While medical errors such as those with drugs, misdiagnosis or negligence are well-documented, we are now seeing a new wave of errors related to medical data. These EHR-related errors include lost or incorrect entries, significantly increasing the potential for medical error, harm, or death. Unfortunately, there are no regulatory requirements to evaluate the efficacy and safety of the EHR system, no accountability between companies that develop the systems and users, and adverse outcomes are not systematically and consistently tracked. The vicious cycle of bad medical care and increased waste and cost is maintained.

In the U.S. alone, wasted healthcare costs such as unnecessary testing and treatment occurring at the current rate would amount to $7.5 trillion over the next decade.

With so much noise in all this big data, and the seemingly little errors that grow like tumors, too few pay attention to the elephant in the room — the patient. You’re no longer “just a number” — you’re now a very long string of numbers that’s often proprietary and derived from the very blood, biopsy or other tissue tests obtained by your practitioner.  New med companies who evaluate your body parts won’t share this algorithm with others, including you or your doctor. Sure, companies use this data to recommend a best-case scenario treatment based on statistics, but typically bypass your individual needs.

While targeted, specific, and personalized sounds like better care, the new medicine is much more expensive than historically successful preventive interventions that have been applied broadly to populations, such as smoking cessation.
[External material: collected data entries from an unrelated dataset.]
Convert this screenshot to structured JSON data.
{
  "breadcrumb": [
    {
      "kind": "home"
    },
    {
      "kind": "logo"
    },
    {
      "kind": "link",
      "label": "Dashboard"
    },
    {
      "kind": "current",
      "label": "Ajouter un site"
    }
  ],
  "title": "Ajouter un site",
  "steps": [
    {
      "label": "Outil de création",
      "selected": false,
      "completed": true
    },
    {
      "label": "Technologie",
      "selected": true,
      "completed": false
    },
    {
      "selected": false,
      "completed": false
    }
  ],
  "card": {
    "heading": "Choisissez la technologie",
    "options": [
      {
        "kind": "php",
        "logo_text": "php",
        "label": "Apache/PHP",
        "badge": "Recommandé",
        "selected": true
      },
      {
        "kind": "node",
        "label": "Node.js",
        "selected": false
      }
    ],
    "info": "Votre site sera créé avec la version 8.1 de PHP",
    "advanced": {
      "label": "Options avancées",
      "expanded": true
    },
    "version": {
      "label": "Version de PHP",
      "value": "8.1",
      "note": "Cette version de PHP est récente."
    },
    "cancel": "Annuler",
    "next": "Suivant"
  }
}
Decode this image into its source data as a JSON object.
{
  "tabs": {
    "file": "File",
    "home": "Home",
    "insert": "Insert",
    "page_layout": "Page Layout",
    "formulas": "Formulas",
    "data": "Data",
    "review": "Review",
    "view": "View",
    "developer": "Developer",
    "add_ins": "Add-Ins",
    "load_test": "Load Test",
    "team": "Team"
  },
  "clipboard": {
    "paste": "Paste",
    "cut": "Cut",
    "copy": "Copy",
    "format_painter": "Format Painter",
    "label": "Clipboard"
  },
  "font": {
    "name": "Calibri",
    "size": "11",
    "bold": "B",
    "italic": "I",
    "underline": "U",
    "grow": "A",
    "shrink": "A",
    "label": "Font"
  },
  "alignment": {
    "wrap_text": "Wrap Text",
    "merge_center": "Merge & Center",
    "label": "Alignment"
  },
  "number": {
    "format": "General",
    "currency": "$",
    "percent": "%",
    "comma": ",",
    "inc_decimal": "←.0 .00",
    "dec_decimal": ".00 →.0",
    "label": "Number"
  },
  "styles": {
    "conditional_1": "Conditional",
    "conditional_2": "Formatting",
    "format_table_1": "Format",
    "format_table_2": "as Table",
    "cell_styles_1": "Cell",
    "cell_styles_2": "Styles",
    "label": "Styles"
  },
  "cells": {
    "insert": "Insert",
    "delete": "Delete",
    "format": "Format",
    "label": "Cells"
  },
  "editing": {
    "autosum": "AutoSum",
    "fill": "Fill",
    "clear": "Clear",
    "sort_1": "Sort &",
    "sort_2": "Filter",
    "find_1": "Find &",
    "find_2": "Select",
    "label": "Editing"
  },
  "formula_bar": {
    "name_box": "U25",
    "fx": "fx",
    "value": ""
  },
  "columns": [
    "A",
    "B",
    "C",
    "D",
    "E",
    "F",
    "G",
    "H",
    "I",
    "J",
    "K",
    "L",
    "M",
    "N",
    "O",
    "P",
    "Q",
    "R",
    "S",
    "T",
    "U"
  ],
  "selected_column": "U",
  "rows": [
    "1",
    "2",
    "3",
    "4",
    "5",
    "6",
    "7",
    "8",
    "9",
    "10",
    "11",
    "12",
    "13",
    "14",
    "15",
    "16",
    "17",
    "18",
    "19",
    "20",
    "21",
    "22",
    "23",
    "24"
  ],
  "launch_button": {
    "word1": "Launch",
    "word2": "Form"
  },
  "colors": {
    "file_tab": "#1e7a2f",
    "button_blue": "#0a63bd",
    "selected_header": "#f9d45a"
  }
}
What to do? Don’t be just a data point but an active participant in your health care. Use nutrition, exercise and stress-management as tools to prevent and treat most chronic conditions. Consider your individual signs and symptoms, tracing that information to find the causes, adjusting lifestyle to improve health. The MAF App and online MAF 8-Step program can help guide you in this endeavor.


Partial bibliography

Bowman S. Impact of Electronic Health Record Systems on Information Integrity: Quality and Safety Implications. Perspect Health Inf Manag. 2013 Fall; 10(Fall): 1c.

Joyner MJPaneth N. Seven Questions for Personalized Medicine. JAMA. 2015 Sep 8;314(10):999-1000.

Kellermann AL, Jones SS. What it will take to achieve the as-yet-unfulfilled promises of health information technology. Health Aff (Millwood). 2013 Jan; 32(1):63-8.

Sullivan June M. Recent Developments and Future Trends in Electronic Medical and Personal Health Records. The Health Law. 2007;19:16.

Weiss KM. Is Precision Medicine Possible? Issues in Science and Technology. October 9, 2017.